Wednesday, January 19, 2011

Nuclear War by accident averted in October 1979

Following on from this post about a nuclear war near-miss in 1979, I have at last downloaded previously secret documents (released last year) from the National Archive.


On Friday 9th October at 1608 hours the US alarm indicators in the operations centres of the MOD, Ballistic Missil Early Warning System (BMEWS) Fylingdales, HQ RAF Strike Command and C in C Fleet Northwood registered an advanced alert state. There was no indication from the Fylingdales radars of any threat to the UK, and indeed within seconds the information" was shown to be suspect. 


Within a minute of receipt of the original US notification the North American Air Defence (NORAD) Command had indicated that the warning was a false alarm.

The reason for the error was explained in a US Department of Defense statement issued on 9th November, as follows.
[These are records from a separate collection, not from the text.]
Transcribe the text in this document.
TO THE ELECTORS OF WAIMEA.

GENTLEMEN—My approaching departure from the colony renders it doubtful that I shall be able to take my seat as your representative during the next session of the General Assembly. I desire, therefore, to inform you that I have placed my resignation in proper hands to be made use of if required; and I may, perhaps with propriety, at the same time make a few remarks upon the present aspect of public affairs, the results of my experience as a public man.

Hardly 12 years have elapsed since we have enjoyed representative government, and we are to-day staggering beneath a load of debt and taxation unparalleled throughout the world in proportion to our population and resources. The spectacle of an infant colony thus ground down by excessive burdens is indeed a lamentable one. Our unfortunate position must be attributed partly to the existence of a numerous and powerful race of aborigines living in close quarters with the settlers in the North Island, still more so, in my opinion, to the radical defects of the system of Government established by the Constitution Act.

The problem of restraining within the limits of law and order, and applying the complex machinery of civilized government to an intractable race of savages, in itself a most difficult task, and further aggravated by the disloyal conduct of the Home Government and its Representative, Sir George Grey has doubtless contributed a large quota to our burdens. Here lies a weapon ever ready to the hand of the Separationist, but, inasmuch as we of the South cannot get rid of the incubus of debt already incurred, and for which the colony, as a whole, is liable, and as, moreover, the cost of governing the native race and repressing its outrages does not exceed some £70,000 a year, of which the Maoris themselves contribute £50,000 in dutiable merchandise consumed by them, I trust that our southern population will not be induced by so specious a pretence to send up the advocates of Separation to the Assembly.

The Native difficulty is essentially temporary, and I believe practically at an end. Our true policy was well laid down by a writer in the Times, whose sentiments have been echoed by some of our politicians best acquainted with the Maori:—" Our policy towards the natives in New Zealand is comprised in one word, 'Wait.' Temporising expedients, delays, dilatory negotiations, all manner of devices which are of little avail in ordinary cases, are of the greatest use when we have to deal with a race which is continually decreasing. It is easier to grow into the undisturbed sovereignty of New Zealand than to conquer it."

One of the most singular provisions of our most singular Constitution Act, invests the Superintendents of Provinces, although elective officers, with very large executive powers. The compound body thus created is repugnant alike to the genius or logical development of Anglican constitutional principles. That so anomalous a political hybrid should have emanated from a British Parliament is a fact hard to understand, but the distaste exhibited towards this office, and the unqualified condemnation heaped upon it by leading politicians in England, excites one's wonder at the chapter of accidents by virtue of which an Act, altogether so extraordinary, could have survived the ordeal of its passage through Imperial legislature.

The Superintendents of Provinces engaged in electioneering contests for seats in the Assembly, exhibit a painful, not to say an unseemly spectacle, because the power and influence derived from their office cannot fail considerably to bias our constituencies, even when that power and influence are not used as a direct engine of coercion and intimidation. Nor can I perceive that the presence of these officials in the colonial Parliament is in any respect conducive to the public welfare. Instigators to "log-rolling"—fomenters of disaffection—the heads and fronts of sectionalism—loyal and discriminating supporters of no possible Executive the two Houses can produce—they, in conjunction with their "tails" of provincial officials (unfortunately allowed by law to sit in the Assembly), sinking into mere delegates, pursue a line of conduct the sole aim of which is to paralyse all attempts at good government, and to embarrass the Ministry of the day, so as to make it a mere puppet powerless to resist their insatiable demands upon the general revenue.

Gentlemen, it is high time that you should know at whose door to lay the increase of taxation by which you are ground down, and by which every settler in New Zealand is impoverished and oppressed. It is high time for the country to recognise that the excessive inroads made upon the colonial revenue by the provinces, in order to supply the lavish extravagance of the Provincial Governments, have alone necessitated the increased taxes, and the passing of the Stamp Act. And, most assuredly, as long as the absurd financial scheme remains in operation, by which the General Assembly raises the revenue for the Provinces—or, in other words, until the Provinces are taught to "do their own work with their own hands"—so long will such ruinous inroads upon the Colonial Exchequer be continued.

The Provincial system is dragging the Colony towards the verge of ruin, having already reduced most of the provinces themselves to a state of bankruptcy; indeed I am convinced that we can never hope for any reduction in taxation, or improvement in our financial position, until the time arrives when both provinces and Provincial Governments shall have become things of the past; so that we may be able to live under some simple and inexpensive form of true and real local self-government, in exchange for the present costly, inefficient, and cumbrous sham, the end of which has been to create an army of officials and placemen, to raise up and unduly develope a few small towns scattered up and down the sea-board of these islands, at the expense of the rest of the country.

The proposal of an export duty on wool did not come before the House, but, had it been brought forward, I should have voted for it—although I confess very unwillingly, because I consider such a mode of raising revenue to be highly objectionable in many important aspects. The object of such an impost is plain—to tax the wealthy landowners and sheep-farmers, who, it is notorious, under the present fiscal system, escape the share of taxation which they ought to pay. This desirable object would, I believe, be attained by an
"At 1050 am (Eastern Seaboard Time) on 9th November 1979 a test tape was loaded on the North American Air Defence (NORAD) command computer as part of a computer test. The tape simulated a missile attack against North America. Through possible mechanical malfunction the tape was transmitted to a number of other commands and agencies. The error was corrected
within six minutes.


A simulated attack appeared on some elements of the system, was unconfirmed by others, interceptor jets were scrambled then recalled. So, no harm done.

This outcome could have been very different if it had occurred at a time of heightened political tension. Say there was a political argument, say about Russia's intervention on a state on its border. Tensions running high, posturing was in progress, and then we get a re-run of November 1979, through accident, psychosis or malice. In that case, the diagnosis of an error might not be made so swiftly. A nuclear retaliation could be ordered, leading to a general nuclear war, with all 50,000 nuclear weapons from both sides deployed.

This piece of history shows the danger and illogicality of the nuclear deterrence fantasy. No human system is infallible. It just needs the wrong accident to happen at the right political time for the Dr Strangeloves of this world to unleash Armageddon.

The simple fact is that the nuclear weapons posture is in defiance of Sod's Law, Murphy's Law, and is illogical.

It is very clear indeed that humanity should destroy its nuclear weapons completely. This is physically possible. They can be dismantled. It is politically possible: the vast majority of states in the world are against nuclear weapons. Only the tiny club of nuclear weapons states want to continue.

The fact that this story only just broke the surface of media ignoral last year is an indication of how deeply our collective heads are buried in the radioactive sand.